Un véritable camouflet dira-t-on, pour la présidente de la plate-forme Alternative citoyenne ivoirienne, Pulchérie Edith Gbalet. Les ivoiriens, dans leur grande majorité, ont prêté une sourde oreille à son appel à protester contre la vie chère à travers une opération ville morte, lancée mardi 19 juillet 2022.

Un véritable fiasco

“ La cherté de la vie et tout ce qui est social n’a pas de coloration ethnique, religieuse ou politique. Chacun doit faire sa part pour que nous entrions dans nos droits. Nous lançons donc un appel à chaque citoyen, aux cyber activistes, aux organisations de la société civile, aux partis politiques, aux commerçants et aux transporteurs”, avait -elle appelé dans une déclaration dont copie est parvenue à Linfodrome.

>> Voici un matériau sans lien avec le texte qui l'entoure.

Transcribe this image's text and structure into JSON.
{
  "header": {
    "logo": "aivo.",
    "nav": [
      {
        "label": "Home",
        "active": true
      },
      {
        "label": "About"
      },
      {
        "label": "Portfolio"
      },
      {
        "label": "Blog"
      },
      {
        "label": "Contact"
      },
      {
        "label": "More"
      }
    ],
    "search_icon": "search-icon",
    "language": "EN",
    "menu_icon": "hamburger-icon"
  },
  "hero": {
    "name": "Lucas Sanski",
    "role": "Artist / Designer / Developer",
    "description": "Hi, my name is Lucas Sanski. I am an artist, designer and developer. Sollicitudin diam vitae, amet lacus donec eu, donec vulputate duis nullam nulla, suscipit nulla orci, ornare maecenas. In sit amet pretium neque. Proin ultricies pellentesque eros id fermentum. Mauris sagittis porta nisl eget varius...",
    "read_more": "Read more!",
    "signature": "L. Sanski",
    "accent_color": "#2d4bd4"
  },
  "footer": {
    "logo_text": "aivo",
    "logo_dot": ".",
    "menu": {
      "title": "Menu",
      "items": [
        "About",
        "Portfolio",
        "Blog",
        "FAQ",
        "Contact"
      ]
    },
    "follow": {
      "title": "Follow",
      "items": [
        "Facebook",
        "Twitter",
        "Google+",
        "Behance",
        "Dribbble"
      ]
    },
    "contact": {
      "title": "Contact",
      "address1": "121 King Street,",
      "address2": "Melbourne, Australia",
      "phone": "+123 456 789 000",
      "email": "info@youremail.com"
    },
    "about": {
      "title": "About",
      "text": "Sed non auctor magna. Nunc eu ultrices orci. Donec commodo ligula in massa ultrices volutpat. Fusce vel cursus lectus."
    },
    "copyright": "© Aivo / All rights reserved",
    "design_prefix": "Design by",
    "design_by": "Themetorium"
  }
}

Il s’agit de rester chez soi et de ne pas empêcher ceux qui veulent sortir de le faire

Invitant les ivoiriens, toutes obédiences politiques et religieuses confondues  “à observer une ville morte le mardi 19 juillet prochain sur toute l’étendue du pays pour manifester votre désapprobation face à la cherté de la vie et toutes les injustices.  Il s’agit de rester chez soi et de ne pas empêcher ceux qui veulent sortir de le faire”, a-t-elle indiqué. Le plus important pour l’activiste de la société civile, est de constater une baisse d’activité et du trafic. 

Une façon d’interpeller les autorités ivoiriennes, notamment le Premier ministre Achi sur l’inefficacité des mesures gouvernementales prises dans le but de contrer l’envolée des prix des produits de première nécessité sur le marché. Contrairement à ses attentes, travailleurs, commerçants, transporteurs et autres ont vaqué tranquillement à leurs occupations. 

 Les rues d’ Abidjan, la capitale économique ivoirienne, étaient plutôt bondées de monde. Les dénonciations et autres se sont plutôt fait ressentir sur les réseaux sociaux au grand dam de Mme Pulchérie Gbalet qui attend certainement quelques jours avant de faire le bilan de ce que l’on pourrait qualifier d'échec.